Platys could work, as mentioned above. They're a better alternitave to mollies. 

If you do decide to go with tetras, I believe they're more sensitive to unstable water parameters, so wait until the tank is established.


----------



## Checkmark (Feb 25, 2015)

Wow, hey, LOTS of great info coming of this. Thank you so much everyone!  


I think with all my research, and mostly my heart/gut leading the way, i'll wind up with guppies. No plans on breeding right now, but that might change before I buy them. (i'm led to believe culling guppy fry for live betta food is a not-so-bad idea afterall, but need to research more) 

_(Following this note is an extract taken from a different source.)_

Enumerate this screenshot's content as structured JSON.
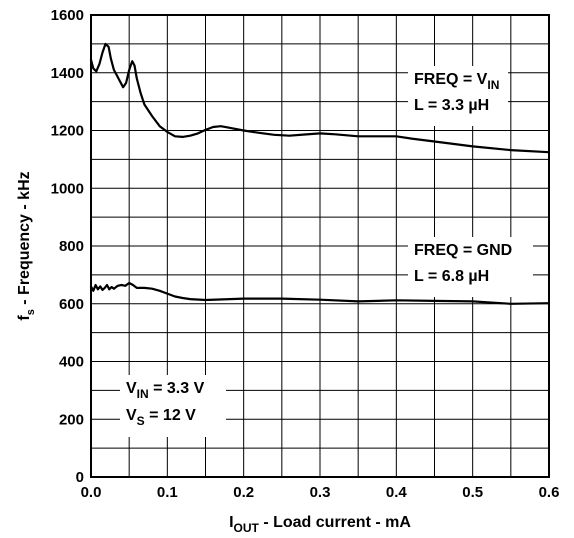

Of utmost importance I am going to wait just a bit to get some miles under my belt - experience and confidence are key, imho. Yesterday I transported my VT, Chill, to his new home - a standard 10 gallon. I NEED to get at least one fish and tank going smoothly before I tackle a group, at least in my eyes. Once I see things going smoothly with the tank's cycling and his health I will proceed with this venture. 


Again, THANKS everyone!


----------



## jadaBlu (Feb 14, 2013)

Two types of fish I have acquired recently that I love are giant danios and gold barbs. These barbs are not aggressive but still won't go well will guppies or long finned fish. The danios are top swimmers the gold barbs middle to bottom swimmers. I have found both very easy to care for.

http://upload.wikimedia.org/wikipedia/commons/d/d9/Brokat.jpg

http://www.tfhmagazine.com/assets/004/13253_400


----------